As you can see from the video, I used my kitchen island. It is spotlessly clean and non-absorbent polished concrete. I’d completely avoid doing this on a wooden desk or similar, that is absorbent. It needs to be perfectly flat, I don’t remove the albums from the sleeve, that’s up to you.
- “Mr Magic” Eraser – split up into 8x equal size pieces
- Microfiber cloth
- Cotton towel
One of the tricks I learned from my test efforts is that if you try to use a complete Mr Magic eraser, after a couple of albums you end up spreading dirt you’ve already removed. It’s much better to split the erase into eight small pieces, Use one side for the front, the other for the back, and the four smaller sides can be used for the edges and the spine.
What Do You Do?
There are a few tricks in this.
- Work fast, you don’t want to allow any liquid into the actual card stock.

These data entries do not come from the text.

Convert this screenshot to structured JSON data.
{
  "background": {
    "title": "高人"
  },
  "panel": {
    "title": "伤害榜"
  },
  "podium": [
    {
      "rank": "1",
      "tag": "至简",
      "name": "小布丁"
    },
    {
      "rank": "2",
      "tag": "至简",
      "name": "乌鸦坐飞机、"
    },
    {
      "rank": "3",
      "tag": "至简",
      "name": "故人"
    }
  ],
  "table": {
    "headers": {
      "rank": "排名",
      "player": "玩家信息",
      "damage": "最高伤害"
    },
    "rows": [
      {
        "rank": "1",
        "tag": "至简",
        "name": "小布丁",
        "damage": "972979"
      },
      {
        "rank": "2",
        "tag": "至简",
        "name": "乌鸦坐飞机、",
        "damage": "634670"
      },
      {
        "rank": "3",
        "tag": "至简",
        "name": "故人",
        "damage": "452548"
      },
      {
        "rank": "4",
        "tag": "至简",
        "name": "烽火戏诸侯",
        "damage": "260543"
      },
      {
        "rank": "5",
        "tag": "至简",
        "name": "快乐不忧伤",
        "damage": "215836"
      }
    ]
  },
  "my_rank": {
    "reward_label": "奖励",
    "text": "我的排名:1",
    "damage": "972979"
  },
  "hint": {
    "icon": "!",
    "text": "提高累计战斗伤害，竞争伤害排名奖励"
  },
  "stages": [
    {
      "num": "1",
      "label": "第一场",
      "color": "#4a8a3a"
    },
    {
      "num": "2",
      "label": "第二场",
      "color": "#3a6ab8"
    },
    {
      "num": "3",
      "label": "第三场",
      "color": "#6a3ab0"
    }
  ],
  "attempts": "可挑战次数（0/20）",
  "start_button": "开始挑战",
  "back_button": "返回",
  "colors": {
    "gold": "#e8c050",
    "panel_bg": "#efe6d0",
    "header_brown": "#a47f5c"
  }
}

- If you have badly bubbled or split laminate on the covers, either skip them or be very careful.
- Don’t try to clean labels that have been stuck to the cover
- DO NOT rub hard or for too long. Again, the trick here is speed. If the mark/pen, stain isn’t going to come off after a few circles, you risk damaging the cover.

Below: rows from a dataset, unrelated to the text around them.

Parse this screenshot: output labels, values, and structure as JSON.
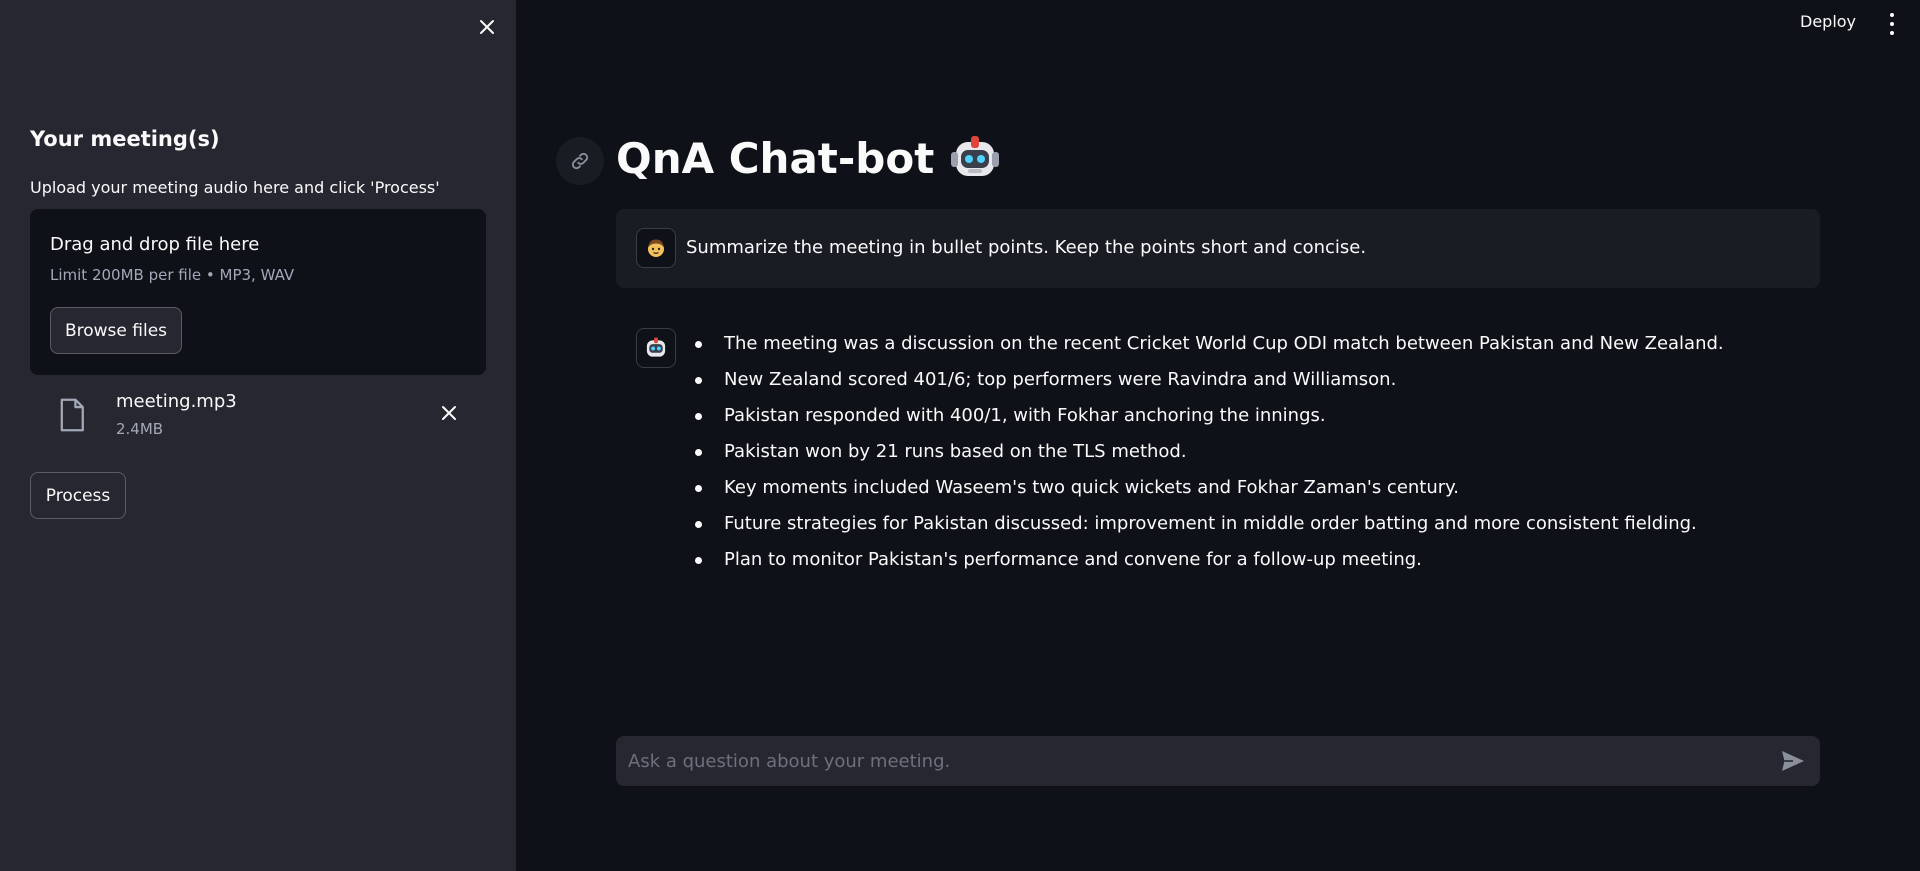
{
  "sidebar": {
    "close_icon": "close-icon",
    "title": "Your meeting(s)",
    "description": "Upload your meeting audio here and click 'Process'",
    "dropzone": {
      "title": "Drag and drop file here",
      "subtitle": "Limit 200MB per file • MP3, WAV",
      "browse_label": "Browse files"
    },
    "uploaded_file": {
      "name": "meeting.mp3",
      "size": "2.4MB",
      "icon": "file-icon",
      "remove_icon": "close-icon"
    },
    "process_label": "Process"
  },
  "header": {
    "deploy_label": "Deploy",
    "menu_icon": "kebab-menu-icon"
  },
  "main": {
    "title": "QnA Chat-bot",
    "title_icon": "robot-icon",
    "link_icon": "link-icon",
    "messages": [
      {
        "role": "user",
        "avatar": "user-avatar-icon",
        "text": "Summarize the meeting in bullet points. Keep the points short and concise."
      },
      {
        "role": "assistant",
        "avatar": "robot-avatar-icon",
        "bullets": [
          "The meeting was a discussion on the recent Cricket World Cup ODI match between Pakistan and New Zealand.",
          "New Zealand scored 401/6; top performers were Ravindra and Williamson.",
          "Pakistan responded with 400/1, with Fokhar anchoring the innings.",
          "Pakistan won by 21 runs based on the TLS method.",
          "Key moments included Waseem's two quick wickets and Fokhar Zaman's century.",
          "Future strategies for Pakistan discussed: improvement in middle order batting and more consistent fielding.",
          "Plan to monitor Pakistan's performance and convene for a follow-up meeting."
        ]
      }
    ],
    "chat_input": {
      "placeholder": "Ask a question about your meeting.",
      "value": "",
      "send_icon": "send-icon"
    }
  },
  "colors": {
    "background": "#0e1117",
    "sidebar": "#262730",
    "text": "#fafafa",
    "muted": "#a3a8b8"
  }
}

- DO NOT use the eraser pieces on the inside paper of the gatefold. It will remove the print, cause color discoloration and other damage.
- As well as using a new piece/side for each cover, make sure you rinse the microfiber cloth thoroughly and squeeze out after each album cover.
- Keep the work surface clean.
Finally accept that the nature of the compounds in a “Mr Magic” eraser, it will both dull the laminate and leave micro-scratches. This is particularly observable on the high gloss dark sleeves found with SP-3010 (Barbary), SP-3017 (Adderly), SP3019 (Nascimento) also (independent) CTI 500, 6000, 8000 series and the Kudu pressing sleeves.
- Wet the eraser, do not soak it, just damp all the way through.
- Wet the microfiber cloth thoroughly and squeeze the excess out.
- Start in one corner, pressing lightly rub in straight lines up a section of the cover, move to any section until one side is complete. If you have stubborn marks/pen etc. rotate the eraser over them in small circles no more than 3-5x, again very light pressure.
- Set the eraser aside and quickly and lightly run the damp microfiber cloth over the side cleaned with the eraser, set the cloth aside and grab the towel.
- Rub lightly until it is dry.
- Repeat for the back and edges
- Discard the eraser, rinse and squeeze out the microfiber cloth, clean the surface and wet a new eraser


You can do the laminated edges inside the gatefold, ber very careful though, if you rub the color printed paper it will discolor. If they are grubby, you can wipe gently with the microfiber cloth, and dry. Here is a video of me cleaning this album, as well as a flip video of almost all mt CTI/A&M albums after they were cleaned. The whole set took some 2-hours.


As I say in the video, there are some definite downsides of doing this, mostly because the eraser is is actually uniquely abrasive and uses small air pockets in the material to lift stains when damp. The abrasion will dull the laminate of the paper stock the covers are made of. On balance I think it was not only a risk worth taking, the covers look much better after cleaning.
I’d caution using this method without doing you own tests.